Be held accountable.
I've always made excuses, had reasons, blamed it on genetics, on my disease, on advertisements, moods, situations, breakups, celebrations...
it's been me all along. I am the one in control ... and now, I will be held accountable.
So here I am. Day 1. I normally plan ahead for diets and meal changes, life changes. This one caught me off guard and so I am trying to wrap my Type A head around what is going to happen today for Festive Friday at the office when Karie brings in breakfast (since it's her turn this week)... or what will happen at lunch when everyone at work will invite me out for Steve's going away party. Or tonight when I go out for dinner with my boyfriend Jimmy and his friends? Better even: what am I going to do next week for Thanksgiving.

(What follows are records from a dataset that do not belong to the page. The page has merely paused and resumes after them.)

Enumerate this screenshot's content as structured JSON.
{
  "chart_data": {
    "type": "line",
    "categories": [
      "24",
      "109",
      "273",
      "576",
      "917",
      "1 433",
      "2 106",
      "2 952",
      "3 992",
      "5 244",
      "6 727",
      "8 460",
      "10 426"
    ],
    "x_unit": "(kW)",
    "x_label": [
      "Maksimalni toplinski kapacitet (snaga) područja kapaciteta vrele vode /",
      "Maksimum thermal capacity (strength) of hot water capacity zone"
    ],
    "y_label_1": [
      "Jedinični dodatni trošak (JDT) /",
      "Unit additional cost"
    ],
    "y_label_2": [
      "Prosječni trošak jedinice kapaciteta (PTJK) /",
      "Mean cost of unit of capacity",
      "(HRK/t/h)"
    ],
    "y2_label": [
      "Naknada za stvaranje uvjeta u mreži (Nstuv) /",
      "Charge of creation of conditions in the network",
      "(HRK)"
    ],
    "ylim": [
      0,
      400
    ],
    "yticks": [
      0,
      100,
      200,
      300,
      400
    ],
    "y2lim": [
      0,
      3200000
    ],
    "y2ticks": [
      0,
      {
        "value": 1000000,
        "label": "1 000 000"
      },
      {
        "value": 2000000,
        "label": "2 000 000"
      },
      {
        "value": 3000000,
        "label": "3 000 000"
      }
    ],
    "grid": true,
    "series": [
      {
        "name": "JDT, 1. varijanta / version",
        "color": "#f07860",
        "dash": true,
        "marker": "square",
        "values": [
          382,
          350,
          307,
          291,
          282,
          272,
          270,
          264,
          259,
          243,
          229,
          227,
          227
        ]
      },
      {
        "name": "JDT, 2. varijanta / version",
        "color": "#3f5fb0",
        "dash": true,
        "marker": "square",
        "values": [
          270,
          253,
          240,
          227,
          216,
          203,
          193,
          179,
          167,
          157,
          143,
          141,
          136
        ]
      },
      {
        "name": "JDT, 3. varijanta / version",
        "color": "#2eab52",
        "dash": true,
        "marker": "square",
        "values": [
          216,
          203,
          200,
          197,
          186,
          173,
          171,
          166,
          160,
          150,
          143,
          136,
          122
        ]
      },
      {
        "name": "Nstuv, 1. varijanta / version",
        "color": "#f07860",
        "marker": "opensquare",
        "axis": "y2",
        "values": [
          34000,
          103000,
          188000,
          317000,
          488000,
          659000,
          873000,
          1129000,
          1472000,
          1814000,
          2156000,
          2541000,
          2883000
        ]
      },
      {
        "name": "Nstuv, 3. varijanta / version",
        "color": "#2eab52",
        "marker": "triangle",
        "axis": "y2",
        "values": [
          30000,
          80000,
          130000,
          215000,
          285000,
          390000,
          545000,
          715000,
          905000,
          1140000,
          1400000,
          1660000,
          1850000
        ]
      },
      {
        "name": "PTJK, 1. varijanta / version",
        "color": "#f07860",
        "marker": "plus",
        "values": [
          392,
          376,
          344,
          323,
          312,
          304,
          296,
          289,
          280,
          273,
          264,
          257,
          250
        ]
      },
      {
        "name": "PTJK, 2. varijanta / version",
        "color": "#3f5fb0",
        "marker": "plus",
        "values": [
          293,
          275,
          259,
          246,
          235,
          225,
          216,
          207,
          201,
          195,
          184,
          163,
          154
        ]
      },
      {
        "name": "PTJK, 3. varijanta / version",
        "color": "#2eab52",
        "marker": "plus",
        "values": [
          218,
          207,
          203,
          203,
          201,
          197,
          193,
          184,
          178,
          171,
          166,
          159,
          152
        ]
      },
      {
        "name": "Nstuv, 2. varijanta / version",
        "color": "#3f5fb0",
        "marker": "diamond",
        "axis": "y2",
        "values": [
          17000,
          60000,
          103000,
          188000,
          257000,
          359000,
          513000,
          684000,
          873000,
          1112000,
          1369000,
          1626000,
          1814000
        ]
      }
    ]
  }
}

I have no plan. I am jumping in and sorting it out along the way. But isn't that life? One day at a time?
And so it's somewhere between 8 and 9 am and I've obliged April (the other new girl here) and enjoyed some Coffee Mate coconut creamer in my obligatory morning coffee. Yum. (Although, it does slightly remind me of drunk nights in college when I had far too many shots of Malibu Rum -- I no longer can drink the stuff which still causes a mildly nauseating effect). So how many calories are in the fun little addition of creamer? Well, according to MyFitnessPal app, Coconut Creme - Coffee Creamer (serving size 1 tbsp) is 35 calories. Hmm. Okay. Better than a fancy starbucks beverage I suppose. And what about my overnight oats?? After adjusting the serving size to 1/4 (I only had a few spoonfuls) that's another 69 calories. Okay. Not bad. 104 calories before 9 am. I'll have a small piece of whatever Karie brings in and that won't be too bad.
I can do this. I can just jump in. The key is to start. Start somewhere. I'm starting today. A few days late, but right on time.